Velhasıl, Dinimizin; İslami amaçlara ve temel insan haklarına uygun Adil bir Devlet düzeni kurmak ve bütün dünyada bir barış ve bereket medeniyeti oluşturmak gibi bir amacının olmadığını savunmak, cahillikten çok öte kasıtlı bir safsata ve saptırmadır ve açıkça din tahribatıdır. Elbette ve kesinlikle “İslamın devlet talebi vardır…” ancak bunu “Bütün Müslümanların tek bayrak altında toplanması lazım” şeklinde anlamak yanlıştır. Çünkü, İslam Birleşmiş Milletler teşkilatı, İslam Ortak Pazarı, İslam Dinarı, İslam Savunma Paktı ve İslam İlim ve Kültür dayanışması gibi evrensel kurumlar, Bütün Müslümanların yekvücut olmalarını zaten sağlayacak ve böylece tüm mazlumların da sığınağı olacaktır.

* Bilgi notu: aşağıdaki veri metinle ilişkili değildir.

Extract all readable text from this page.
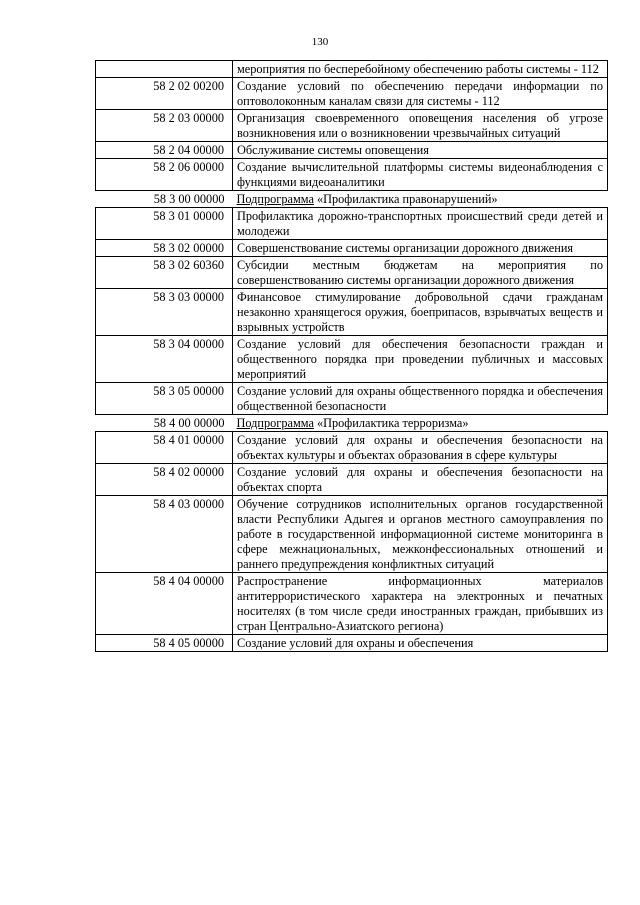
130
	мероприятия по бесперебойному обеспечению работы системы - 112
58 2 02 00200	Создание условий по обеспечению передачи информации по оптоволоконным каналам связи для системы - 112
58 2 03 00000	Организация своевременного оповещения населения об угрозе возникновения или о возникновении чрезвычайных ситуаций
58 2 04 00000	Обслуживание системы оповещения
58 2 06 00000	Создание вычислительной платформы системы видеонаблюдения с функциями видеоаналитики
58 3 00 00000	Подпрограмма «Профилактика правонарушений»
58 3 01 00000	Профилактика дорожно-транспортных происшествий среди детей и молодежи
58 3 02 00000	Совершенствование системы организации дорожного движения
58 3 02 60360	Субсидии местным бюджетам на мероприятия по совершенствованию системы организации дорожного движения
58 3 03 00000	Финансовое стимулирование добровольной сдачи гражданам незаконно хранящегося оружия, боеприпасов, взрывчатых веществ и взрывных устройств
58 3 04 00000	Создание условий для обеспечения безопасности граждан и общественного порядка при проведении публичных и массовых мероприятий
58 3 05 00000	Создание условий для охраны общественного порядка и обеспечения общественной безопасности
58 4 00 00000	Подпрограмма «Профилактика терроризма»
58 4 01 00000	Создание условий для охраны и обеспечения безопасности на объектах культуры и объектах образования в сфере культуры
58 4 02 00000	Создание условий для охраны и обеспечения безопасности на объектах спорта
58 4 03 00000	Обучение сотрудников исполнительных органов государственной власти Республики Адыгея и органов местного самоуправления по работе в государственной информационной системе мониторинга в сфере межнациональных, межконфессиональных отношений и раннего предупреждения конфликтных ситуаций
58 4 04 00000	Распространение информационных материалов антитеррористического характера на электронных и печатных носителях (в том числе среди иностранных граждан, прибывших из стран Центрально-Азиатского региона)
58 4 05 00000	Создание условий для охраны и обеспечения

“İslam Devleti yüreklerde kurulmalıdır” sözleri ise kof bir edebiyattır ve İslamın sadece gönüllere hapsedilmesi ve devlet hayatından sökülmesi amaçlıdır. Bu tür yaklaşımlar, hayatın her safhasına uygun kural ve kurumlar koyan Yüce Dinimizi, yozlaştırılmış Hıristiyanlık düşüncesine, Budizm, Şintoizm, Taoizm seviyesine indirgemek anlamını taşımaktadır. Bu tür iddialar İslama iftiradır, Haktan inhiraftır ve hidayet kararmasıdır. Bunlar acaba, gerçekten bu denli kalın kafalı mıdır, yoksa Ilımlı İslamcıların farklı bir versiyonu olarak, özel mi kiralanmışlardı?